Le potenzialità dell’idrogeno turchese: il progetto Spirit entra nel vivo
Tutto ruota attorno all’idrogeno turchese, una forma di idrogeno ottenuta tramite pirolisi del metano, un processo che utilizza alte temperature per scomporre il gas naturale in due prodotti:
idrogeno gassoso e carbonio solido.
Il valore di SPIRIT e il coinvolgimento di Edison
L’iniziativa punta a sviluppare un impianto pilota di idrogeno turchese, al fine di validare su scala preindustriale la tecnologia per la produzione efficiente di idrogeno turchese e carbonio solido. In una seconda fase, il progetto prevede la progettazione della versione industriale, modellata sulle necessità degli end user e sull’impiego potenziale presso reti di teleriscaldamento.

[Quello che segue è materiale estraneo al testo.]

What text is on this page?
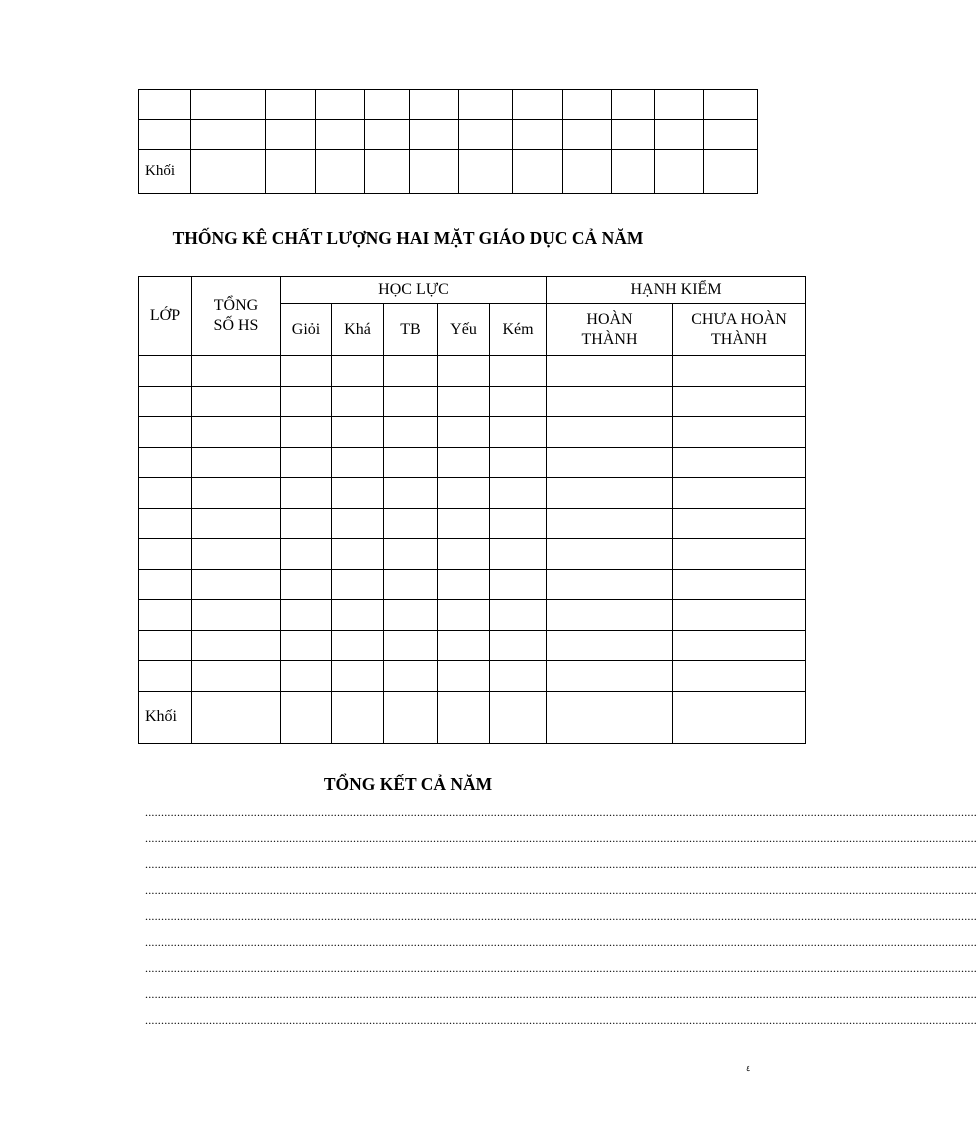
Khối											
THỐNG KÊ CHẤT LƯỢNG HAI MẶT GIÁO DỤC CẢ NĂM
LỚP	TỔNG SỐ HS	HỌC LỰC					HẠNH KIỂM	
		Giỏi	Khá	TB	Yếu	Kém	HOÀN THÀNH	CHƯA HOÀN THÀNH

Khối								
TỔNG KẾT CẢ NĂM
....................................................................................................................................................................................................................................................................
....................................................................................................................................................................................................................................................................
....................................................................................................................................................................................................................................................................
....................................................................................................................................................................................................................................................................
....................................................................................................................................................................................................................................................................
....................................................................................................................................................................................................................................................................
....................................................................................................................................................................................................................................................................
....................................................................................................................................................................................................................................................................
....................................................................................................................................................................................................................................................................
٤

Il valore di SPIRIT sta nella capacità di unire competenze tecnologiche, industriali e accademiche di tutti i partner partecipanti: dalla validazione della tecnologia, alla caratterizzazione e valorizzazione dei materiali prodotti, alle analisi tecnico-economiche di applicazioni future.
Il coinvolgimento di Edison è cruciale per definire le specifiche del prototipo industriale per use-case reali e per valutare l’applicabilità e la sostenibilità della tecnologia presso loro impianti di teleriscaldamento lombardi.
I vantaggi e le potenzialità dell'idrogeno turchese
Trasformando il carbonio in un solido – e non in anidride carbonica – permette di ridurre le emissioni inquinanti e consente di mantenere costi di produzione bassi rispetto all’idrogeno verde. L’idrogeno turchese si colloca come una soluzione a basse emissioni ed è considerato una tecnologia promettente per favorire la decarbonizzazione dell’industria hard-to-abate, difficile da abbattere in termini di emissioni inquinanti.
E le potenzialità dell’idrogeno turchese non si limitano alla mancata emissione di CO2. La sua produzione tramite pirolisi è infatti meno dispendiosa in termini di consumo energetico (arrivando a un ottavo rispetto all’idrogeno prodotto tramite elettrolisi) ed è costante, senza risentire delle fluttuazioni legate alle fonti rinnovabili. Il gas naturale è una risorsa sempre a disposizione e gode di una distribuzione capillare ampiamente sfruttabile in ottica di utilizzi futuri.
Inoltre, si ricava anche carbonio solido, del quale si vogliono valutare le possibili applicazioni, in particolare nel settore delle batterie e nella siderurgia. Questo carbonio, infatti, raffinato in materiali ad alto valore aggiunto come la grafite per batterie agli ioni di litio, diventa una risorsa strategica alimentando la rivoluzione della mobilità elettrica e rafforzando le filiere critiche.
Ambizioso e visionario, SPIRIT guarda alla decarbonizzazione, all’economia circolare, alla quotidianità. Avviato lo scorso febbraio, proseguirà fino al 2027, come programma regionale a valere sul Fondo Europeo di Sviluppo Regionale/PR FESR 2021-2027.
SPIRIT è un progetto realizzato con il concorso di risorse dell’Unione Europea, dello Stato italiano e di Regione Lombardia, in applicazione del Regolamento (UE) n. 2021/1060 e s.m.i. articoli 46, 47, 50 e Allegato IX.
Misura Collabora & Innova è il bando di Regione Lombardia volto a promuovere progetti complessi di ricerca industriale e sviluppo sperimentale realizzati con la collaborazione tra PMI, grandi imprese e organismi di ricerca, per favorire grandi investimenti strategici per lo sviluppo di innovazioni di prodotto o di processo.